The nature of that determination was demonstrated so beautifully at the Church of the Resurrection as we were arriving for the funeral service. The streets leading to the church parking lots were lined on both sides by young people from Resurrection and from Reat Underwood’s school. They were very silent, but the signs they held loudly proclaimed: Love will prevail! … Love is greater than hate! … Love wins! Prejudice, hatred and violence clearly drew the people of the American heartland together as one family determined to love with compassion, dignity and courage.

As a grieving population was celebrating three exceptional lives, America’s Midwest was also hearing expressions of overt antisemitism. It is shocking and frightening to see the bold resurgence of white supremacist and KKK activities. A case in point is the recently-elected mayor of Marionville, Missouri. Mayor Clevenger was challenged about his association with Frazier Miller and some of his past statements, for example: “The Jew-run medical industry has succeeded in destroying the United States work force…the Jew-run government-backed banking industry turned the United States into the largest debtor nation.” This past week he responded: “I am not a racist.

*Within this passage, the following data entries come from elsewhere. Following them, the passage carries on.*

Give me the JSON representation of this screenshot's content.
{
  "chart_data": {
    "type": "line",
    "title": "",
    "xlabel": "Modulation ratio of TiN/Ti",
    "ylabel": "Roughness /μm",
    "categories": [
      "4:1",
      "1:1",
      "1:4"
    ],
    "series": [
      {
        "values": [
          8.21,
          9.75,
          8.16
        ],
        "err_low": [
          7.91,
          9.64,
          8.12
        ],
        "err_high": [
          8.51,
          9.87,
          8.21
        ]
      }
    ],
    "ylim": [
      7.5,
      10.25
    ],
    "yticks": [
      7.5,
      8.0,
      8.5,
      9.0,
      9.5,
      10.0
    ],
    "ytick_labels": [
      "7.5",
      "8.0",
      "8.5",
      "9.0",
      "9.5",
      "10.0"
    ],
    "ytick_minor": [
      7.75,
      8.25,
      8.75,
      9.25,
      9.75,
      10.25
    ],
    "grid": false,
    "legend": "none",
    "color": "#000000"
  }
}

I only pointed out that the corporations responsible for destroying the United States are run by Jews.”  Scapegoating is obviously alive and well!

We are also already hearing about the charges against Frazier Glenn Cross: capital murder … premeditated first-degree murder … hate crime. Though I cannot speak for them, I feel quite certain that the families of the victims will not be seeking the death penalty to help them come to closure. Their faith is leading them in a very different way. It will be interesting to witness how this will play itself out in the justice system of a country that cannot bring itself to repeal the death penalty. How will the interfaith family, drawn together by faith in face of hatred and violence, continue to send the message that LOVE PREVAILS?